Extrait de Le refus, Imre Kertész, 1988, Actes Sud 2001 :

p1-18

Le vieux se tenait devant le secrétaire. Il réfléchissait. C'était le matin. (Vers dix heures, à peu près.) A cette heure-là, le vieux avait l'habitude de réfléchir.
Comme il avait beaucoup de soucis, le vieux, il avait matière à réflexion.
Mais il ne réfléchissait pas à ce à quoi il aurait dû réfléchir.
On ne peut pas savoir exactement à quoi il réfléchissait. On voyait seulement qu'il réfléchissait, pas ses pensées. Peut-être ne réfléchissait-il pas du tout. Mais c'était le matin (vers dix heures, à peu près) et il avait pris l'habitude de réfléchir à cette heure-là. Il avait acquis une si grande expérience en matière de réflexion qu'il était capable de donner l'impression de réfléchir même quand il ne le faisait pas, lui-même s'imaginant réfléchir. C'est la vérité, inutile de l'embellir.
Donc, le vieux se tenait devant son secrétaire en réfléchissant (plongé dans ses réflexions).

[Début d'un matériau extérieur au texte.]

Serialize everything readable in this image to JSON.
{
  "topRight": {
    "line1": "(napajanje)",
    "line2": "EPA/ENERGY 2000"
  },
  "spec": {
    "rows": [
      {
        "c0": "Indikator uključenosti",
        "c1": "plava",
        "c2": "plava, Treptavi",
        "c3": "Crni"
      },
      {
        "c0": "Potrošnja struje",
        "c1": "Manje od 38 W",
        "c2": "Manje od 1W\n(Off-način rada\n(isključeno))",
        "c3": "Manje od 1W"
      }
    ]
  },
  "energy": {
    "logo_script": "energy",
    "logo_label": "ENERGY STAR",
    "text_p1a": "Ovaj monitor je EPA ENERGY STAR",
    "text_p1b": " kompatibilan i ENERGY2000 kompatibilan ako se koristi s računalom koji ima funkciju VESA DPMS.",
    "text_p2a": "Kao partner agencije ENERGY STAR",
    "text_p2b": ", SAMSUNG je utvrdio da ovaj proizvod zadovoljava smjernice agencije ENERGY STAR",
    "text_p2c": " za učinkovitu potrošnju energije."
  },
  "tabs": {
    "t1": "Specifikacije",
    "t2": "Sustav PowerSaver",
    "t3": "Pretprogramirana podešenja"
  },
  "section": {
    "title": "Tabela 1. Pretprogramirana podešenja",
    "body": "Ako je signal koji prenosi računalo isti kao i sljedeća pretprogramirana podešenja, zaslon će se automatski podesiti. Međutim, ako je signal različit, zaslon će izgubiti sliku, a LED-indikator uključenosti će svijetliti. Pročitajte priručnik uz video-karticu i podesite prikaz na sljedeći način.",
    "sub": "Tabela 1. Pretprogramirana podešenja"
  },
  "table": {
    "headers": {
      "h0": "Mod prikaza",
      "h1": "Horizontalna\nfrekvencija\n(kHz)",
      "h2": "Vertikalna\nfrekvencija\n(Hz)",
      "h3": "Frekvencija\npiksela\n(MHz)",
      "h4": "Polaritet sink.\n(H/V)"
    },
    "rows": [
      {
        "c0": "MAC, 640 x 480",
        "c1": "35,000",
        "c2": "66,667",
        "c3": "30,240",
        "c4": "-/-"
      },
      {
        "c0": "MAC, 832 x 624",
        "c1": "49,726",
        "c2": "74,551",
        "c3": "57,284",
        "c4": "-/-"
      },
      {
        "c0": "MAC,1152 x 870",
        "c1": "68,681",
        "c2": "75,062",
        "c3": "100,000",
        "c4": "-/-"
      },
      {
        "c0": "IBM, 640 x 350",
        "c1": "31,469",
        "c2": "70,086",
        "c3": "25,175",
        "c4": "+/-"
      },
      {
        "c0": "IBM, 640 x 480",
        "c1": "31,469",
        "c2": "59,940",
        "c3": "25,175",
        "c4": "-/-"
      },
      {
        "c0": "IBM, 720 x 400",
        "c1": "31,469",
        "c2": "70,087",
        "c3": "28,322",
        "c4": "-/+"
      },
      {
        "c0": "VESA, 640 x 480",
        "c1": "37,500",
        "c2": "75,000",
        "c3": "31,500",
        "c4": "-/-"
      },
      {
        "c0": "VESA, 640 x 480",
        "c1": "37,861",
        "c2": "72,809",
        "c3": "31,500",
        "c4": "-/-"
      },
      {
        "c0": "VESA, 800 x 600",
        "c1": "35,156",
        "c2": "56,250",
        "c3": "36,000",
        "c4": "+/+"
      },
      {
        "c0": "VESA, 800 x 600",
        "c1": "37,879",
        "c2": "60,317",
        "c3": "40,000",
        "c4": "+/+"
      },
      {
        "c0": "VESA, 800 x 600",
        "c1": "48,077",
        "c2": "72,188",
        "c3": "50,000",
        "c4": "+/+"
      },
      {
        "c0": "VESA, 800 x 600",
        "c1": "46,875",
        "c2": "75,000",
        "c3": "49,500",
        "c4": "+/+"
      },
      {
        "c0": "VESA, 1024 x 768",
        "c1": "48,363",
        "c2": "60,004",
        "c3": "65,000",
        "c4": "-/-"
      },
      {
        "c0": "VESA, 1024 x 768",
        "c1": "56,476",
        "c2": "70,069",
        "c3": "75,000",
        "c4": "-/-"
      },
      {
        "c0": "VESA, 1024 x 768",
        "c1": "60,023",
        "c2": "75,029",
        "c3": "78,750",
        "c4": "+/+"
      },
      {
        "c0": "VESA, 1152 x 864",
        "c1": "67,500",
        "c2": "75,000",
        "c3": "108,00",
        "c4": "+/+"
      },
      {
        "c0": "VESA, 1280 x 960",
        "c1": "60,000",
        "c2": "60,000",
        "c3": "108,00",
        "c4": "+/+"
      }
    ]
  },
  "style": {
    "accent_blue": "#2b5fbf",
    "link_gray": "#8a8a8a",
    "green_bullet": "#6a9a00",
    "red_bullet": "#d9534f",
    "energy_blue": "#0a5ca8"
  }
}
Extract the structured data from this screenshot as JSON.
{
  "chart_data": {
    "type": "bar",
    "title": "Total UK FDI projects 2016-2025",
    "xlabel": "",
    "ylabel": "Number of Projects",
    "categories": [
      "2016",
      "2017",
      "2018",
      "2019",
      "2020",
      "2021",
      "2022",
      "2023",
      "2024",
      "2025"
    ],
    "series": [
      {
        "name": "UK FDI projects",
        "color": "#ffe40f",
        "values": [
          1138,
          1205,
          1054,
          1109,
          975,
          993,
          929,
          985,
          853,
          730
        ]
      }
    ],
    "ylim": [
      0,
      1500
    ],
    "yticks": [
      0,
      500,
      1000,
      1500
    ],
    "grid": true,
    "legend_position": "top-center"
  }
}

[...] Pendant que le vieux réfléchissait, debout devant son secrétaire, à cette heure relativement matinale - il était dans les dix heures -, il eut la tentation passagère de fermer la fenêtre.
Mais il n'eut pas le cœur de le faire, tellement cette matinée de fin d'été (début d'automne) était belle, douce, un peu brumeuse mais radieuse.
C'était comme si le vieux debout devant son secrétaire et tout ce qui l'entourait avaient été recouverts d'une cloche de verre bleuté.
Cette comparaison, comme d'ailleurs toutes les comparaisons judicieuses, est censée favoriser, par le foisonnement des associations d'idées, l'appréhension de la scène par les sens. IL faudrait s'imaginer, sous la cloche hermétiquement close, le vacarme et les effluves crachés par les innombrables bouches d'une rue à grande circulation, parce que c'est sur une telle rue que donnait la fenêtre derrière laquelle légèrement en retrait vers le sud - ou si on le regarde de face, à gauche - le vieux se tenait et réfléchissait.
C'était une rue abominable.
Le vieux l'appelait le Ravin du Mensonge.
En réalité ce n'était qu'une ruelle. (Selon la dénomination officielle.)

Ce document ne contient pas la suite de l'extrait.